Вдалеке в прозрачном вечернем воздухе проплыл низкий и величественный звон монастырского колокола.
– Который еще никогда не плавал...
Солдаты пошли на штурм, пламенел закат, били барабаны.
– Когда вы вернетесь домой... ваши дети будут говорить о вас... Он был солдатом Великой Армии...
– Что с нами станет, Борис? Что с нами станет?
Низкий, тихий голос ее отца отвечал:
– Ну на что ты жалуешься? Разве ты когда-нибудь хоть в чем-то себе отказывала? Неужто я не в состоянии заработать на жизнь? Я не бездельник, в отличие от твоего отца. С тех пор как я начал работать, я ни у кого ничего не просил...
– Я самая несчастная женщина на свете!
На эти слова сердце Элен откликнулось почему-то с горечью.
«Из всего ей нужно сделать трагедию», – подумала она.
– Она, видите ли, несчастна! – завопил Кароль. – А я? Ты думаешь, я счастлив? И почему я себе шею не свернул в день свадьбы, вместо того чтоб жениться? Я мечтал о мирном домашнем очаге, ребенке, а получил тебя с твоими истериками, даже сына нет.
«Ну это уж слишком», – подумала Элен. Эта чересчур затянувшаяся ссора была яростнее, чем обычно, и уже не казалась столь наигранной. Она качнула ногой, и солдатики покатились под кровать.
В голосе матери послышался притворный испуг. Обычно, когда Кароль начинал кричать ей в ответ, она лишь причитала и плакала:
– Ну будет, не сердись... Я ведь тебя ни в чем не упрекаю... Мы тут бранимся... Давай-ка лучше все обдумаем... Что ты собираешься делать дальше?
Они заговорили тише, и их стало совсем не слышно.

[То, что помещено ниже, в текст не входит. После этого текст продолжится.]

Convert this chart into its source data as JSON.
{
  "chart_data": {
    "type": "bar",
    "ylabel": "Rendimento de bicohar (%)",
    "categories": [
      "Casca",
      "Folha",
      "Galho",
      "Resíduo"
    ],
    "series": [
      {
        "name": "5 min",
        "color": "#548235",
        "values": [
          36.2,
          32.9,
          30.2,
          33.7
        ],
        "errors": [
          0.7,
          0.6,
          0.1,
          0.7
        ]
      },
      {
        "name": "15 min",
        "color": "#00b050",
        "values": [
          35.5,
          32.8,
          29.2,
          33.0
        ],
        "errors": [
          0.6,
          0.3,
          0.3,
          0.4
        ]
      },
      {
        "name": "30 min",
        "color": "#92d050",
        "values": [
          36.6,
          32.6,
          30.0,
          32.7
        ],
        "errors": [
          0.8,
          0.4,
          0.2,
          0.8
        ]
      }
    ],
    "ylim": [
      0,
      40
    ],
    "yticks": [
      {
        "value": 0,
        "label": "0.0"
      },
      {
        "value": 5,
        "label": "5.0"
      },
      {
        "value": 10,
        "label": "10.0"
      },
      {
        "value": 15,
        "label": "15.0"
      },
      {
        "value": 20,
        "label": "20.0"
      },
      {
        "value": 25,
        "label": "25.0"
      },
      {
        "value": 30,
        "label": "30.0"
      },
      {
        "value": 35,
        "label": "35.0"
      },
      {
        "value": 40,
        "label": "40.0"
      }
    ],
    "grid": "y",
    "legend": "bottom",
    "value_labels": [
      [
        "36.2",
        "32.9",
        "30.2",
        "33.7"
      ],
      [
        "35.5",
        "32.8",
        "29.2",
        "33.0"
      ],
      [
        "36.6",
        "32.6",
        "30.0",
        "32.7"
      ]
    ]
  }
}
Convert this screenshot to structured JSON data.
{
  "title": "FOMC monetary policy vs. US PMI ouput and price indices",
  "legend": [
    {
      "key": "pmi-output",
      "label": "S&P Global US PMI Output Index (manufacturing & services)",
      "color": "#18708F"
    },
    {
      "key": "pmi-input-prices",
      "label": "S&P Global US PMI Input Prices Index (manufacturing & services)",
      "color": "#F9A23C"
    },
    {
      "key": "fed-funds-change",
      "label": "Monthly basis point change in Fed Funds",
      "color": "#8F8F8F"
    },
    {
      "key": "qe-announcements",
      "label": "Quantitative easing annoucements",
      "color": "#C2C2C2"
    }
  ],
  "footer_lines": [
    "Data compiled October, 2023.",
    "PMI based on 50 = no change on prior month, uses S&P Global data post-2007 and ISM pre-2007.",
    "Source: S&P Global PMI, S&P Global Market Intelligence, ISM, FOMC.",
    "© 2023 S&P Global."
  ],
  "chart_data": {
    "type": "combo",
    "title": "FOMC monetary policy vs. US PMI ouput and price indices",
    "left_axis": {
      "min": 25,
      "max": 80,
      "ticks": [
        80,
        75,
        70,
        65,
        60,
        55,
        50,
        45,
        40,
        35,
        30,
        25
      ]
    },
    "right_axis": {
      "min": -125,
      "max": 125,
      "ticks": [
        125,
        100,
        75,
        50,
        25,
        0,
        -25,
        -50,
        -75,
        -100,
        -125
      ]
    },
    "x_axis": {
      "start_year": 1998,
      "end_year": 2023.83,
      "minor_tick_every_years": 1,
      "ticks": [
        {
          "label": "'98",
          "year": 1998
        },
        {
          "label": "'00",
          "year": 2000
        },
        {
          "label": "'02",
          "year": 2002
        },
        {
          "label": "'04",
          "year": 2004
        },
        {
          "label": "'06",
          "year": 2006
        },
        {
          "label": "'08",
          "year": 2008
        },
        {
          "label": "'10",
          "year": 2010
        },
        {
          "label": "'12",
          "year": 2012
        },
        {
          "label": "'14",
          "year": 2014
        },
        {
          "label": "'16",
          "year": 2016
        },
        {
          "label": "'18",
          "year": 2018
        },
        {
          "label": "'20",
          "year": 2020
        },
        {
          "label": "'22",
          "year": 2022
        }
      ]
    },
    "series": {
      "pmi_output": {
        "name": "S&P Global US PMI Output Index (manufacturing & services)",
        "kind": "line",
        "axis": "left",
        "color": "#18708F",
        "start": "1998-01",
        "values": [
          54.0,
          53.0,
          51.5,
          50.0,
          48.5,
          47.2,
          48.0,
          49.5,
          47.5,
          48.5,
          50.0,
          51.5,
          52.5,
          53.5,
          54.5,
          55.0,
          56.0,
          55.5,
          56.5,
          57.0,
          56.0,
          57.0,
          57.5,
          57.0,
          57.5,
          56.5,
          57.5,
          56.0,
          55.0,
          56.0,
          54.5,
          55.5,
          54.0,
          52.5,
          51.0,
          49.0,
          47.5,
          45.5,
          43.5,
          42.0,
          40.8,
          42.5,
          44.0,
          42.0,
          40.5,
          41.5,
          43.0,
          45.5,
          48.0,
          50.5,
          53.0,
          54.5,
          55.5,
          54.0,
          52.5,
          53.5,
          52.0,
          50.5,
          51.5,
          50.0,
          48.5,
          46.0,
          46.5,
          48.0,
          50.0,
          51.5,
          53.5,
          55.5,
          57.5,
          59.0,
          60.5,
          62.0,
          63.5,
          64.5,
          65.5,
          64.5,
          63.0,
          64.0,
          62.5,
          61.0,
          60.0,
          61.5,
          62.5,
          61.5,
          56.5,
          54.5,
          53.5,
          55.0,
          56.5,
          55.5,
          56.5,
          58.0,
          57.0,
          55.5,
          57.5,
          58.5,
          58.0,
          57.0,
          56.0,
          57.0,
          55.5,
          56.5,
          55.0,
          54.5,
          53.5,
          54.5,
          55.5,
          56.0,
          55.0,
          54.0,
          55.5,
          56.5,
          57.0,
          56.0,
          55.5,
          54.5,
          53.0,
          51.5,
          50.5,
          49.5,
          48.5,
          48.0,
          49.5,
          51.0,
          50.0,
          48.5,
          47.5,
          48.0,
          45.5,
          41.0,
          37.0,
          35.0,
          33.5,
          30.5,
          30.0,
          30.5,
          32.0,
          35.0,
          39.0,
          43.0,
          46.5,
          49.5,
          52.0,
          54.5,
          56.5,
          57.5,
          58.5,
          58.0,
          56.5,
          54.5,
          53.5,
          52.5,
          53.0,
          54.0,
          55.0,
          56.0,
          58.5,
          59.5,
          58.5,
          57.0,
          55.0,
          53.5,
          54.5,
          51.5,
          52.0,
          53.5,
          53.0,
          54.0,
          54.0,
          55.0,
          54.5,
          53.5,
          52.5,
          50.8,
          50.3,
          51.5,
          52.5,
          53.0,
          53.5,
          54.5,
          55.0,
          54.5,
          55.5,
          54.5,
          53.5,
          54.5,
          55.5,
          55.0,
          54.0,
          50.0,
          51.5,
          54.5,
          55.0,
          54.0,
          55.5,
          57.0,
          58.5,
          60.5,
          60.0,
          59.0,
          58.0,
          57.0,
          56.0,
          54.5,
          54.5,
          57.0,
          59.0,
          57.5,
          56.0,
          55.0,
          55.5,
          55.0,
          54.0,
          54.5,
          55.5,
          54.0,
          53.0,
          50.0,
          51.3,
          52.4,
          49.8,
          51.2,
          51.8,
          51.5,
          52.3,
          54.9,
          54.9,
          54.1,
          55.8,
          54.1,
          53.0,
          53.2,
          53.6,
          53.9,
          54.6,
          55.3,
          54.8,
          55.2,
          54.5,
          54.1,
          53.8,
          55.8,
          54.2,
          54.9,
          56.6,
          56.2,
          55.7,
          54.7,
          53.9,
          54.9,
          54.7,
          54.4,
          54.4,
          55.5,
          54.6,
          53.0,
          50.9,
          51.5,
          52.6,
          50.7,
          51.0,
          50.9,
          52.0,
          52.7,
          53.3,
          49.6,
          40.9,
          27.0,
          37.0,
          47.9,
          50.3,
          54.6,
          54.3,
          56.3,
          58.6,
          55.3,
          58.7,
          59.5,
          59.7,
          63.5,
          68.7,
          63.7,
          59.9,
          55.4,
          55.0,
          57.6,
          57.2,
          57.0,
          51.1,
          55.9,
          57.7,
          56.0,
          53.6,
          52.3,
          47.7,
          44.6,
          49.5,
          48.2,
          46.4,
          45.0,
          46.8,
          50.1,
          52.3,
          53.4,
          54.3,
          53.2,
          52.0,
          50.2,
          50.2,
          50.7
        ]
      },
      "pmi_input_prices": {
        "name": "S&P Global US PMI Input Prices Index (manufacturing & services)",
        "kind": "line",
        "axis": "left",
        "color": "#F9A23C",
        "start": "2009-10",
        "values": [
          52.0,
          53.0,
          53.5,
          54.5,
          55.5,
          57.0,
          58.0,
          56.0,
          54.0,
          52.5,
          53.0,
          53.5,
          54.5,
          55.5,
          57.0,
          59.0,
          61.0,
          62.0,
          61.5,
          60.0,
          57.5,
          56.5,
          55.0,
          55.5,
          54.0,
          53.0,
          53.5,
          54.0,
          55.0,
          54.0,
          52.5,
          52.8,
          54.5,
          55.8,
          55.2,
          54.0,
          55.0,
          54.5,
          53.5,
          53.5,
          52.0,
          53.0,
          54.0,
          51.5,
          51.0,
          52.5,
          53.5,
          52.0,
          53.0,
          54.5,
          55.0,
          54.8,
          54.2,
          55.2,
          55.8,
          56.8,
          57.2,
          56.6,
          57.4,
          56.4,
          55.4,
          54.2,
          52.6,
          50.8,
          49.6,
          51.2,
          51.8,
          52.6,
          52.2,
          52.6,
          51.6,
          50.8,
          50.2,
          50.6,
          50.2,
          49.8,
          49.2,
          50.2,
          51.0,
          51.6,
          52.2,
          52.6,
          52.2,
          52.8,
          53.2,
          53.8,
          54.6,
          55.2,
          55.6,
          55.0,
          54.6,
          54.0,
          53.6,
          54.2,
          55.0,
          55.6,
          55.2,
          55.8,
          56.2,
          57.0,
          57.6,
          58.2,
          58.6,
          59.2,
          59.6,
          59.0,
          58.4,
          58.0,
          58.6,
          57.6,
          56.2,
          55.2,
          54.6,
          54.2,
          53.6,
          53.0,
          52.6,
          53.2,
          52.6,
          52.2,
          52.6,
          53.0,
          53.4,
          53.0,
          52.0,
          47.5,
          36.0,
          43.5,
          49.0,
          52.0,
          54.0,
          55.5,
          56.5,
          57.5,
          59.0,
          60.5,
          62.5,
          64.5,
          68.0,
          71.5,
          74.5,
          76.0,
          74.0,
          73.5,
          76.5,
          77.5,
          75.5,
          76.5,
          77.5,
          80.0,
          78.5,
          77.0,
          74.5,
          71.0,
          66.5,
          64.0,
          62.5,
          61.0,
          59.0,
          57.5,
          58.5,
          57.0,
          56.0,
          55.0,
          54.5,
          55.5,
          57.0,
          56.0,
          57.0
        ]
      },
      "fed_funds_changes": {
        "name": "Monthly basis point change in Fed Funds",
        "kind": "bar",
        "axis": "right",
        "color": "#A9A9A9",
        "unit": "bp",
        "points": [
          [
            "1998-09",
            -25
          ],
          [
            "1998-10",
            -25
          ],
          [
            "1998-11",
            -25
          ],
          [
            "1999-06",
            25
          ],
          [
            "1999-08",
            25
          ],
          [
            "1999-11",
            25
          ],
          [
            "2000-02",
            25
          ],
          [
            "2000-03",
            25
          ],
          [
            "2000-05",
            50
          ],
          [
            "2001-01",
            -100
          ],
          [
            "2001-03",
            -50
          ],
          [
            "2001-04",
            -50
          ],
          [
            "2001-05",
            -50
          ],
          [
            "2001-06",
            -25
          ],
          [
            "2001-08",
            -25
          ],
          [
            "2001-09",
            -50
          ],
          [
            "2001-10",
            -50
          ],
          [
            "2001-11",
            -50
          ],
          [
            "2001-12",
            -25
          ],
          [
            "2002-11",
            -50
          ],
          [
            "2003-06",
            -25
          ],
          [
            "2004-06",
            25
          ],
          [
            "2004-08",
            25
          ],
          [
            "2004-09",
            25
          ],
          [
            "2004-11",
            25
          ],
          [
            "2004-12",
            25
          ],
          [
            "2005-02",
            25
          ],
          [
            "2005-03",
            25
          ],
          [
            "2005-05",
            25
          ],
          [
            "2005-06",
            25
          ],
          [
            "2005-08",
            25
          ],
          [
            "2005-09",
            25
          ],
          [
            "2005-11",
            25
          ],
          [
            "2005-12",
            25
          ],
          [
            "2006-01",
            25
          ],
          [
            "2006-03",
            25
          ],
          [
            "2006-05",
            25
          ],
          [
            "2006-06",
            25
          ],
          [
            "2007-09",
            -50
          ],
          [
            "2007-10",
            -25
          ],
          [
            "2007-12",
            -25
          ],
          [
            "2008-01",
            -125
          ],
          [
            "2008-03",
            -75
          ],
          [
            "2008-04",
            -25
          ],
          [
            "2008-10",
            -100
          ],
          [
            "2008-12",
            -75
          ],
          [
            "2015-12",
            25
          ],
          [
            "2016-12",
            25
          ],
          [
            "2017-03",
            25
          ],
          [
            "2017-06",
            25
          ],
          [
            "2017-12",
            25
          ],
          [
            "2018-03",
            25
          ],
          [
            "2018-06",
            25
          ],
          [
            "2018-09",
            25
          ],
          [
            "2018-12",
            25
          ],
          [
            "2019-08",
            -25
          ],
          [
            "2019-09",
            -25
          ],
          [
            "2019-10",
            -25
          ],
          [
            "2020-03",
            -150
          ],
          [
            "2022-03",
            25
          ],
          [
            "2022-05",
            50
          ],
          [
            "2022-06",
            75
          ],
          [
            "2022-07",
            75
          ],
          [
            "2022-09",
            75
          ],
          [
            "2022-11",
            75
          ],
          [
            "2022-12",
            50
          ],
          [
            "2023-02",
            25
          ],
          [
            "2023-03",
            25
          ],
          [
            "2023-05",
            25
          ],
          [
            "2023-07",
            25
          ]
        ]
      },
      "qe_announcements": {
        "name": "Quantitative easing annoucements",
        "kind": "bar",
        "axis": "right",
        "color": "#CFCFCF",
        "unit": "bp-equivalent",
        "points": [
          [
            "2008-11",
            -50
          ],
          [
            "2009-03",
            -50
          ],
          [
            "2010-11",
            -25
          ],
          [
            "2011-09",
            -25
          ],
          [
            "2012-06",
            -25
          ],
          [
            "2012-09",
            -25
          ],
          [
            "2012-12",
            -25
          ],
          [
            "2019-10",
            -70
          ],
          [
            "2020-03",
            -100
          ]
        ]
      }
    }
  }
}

Женщина исчезла за оградой сада, крикнув со смехом:
– Ты, дружочек, староват...
Элен подошла к мадемуазель Роз, рассеянно потянула за шитье.
Мадемуазель Роз поправила Элен съехавший на лоб бант.
– Ты вся вспотела, Элен. Ты слишком много читаешь, хватит. Лучше поиграй в мозаику или бирюльки.
Служанка принесла лампу, и, затворив двери и окна, Элен с гувернанткой ненадолго остались в их маленьком мирке, уютном и защищенном, как ракушка, и хрупком, как сама Элен.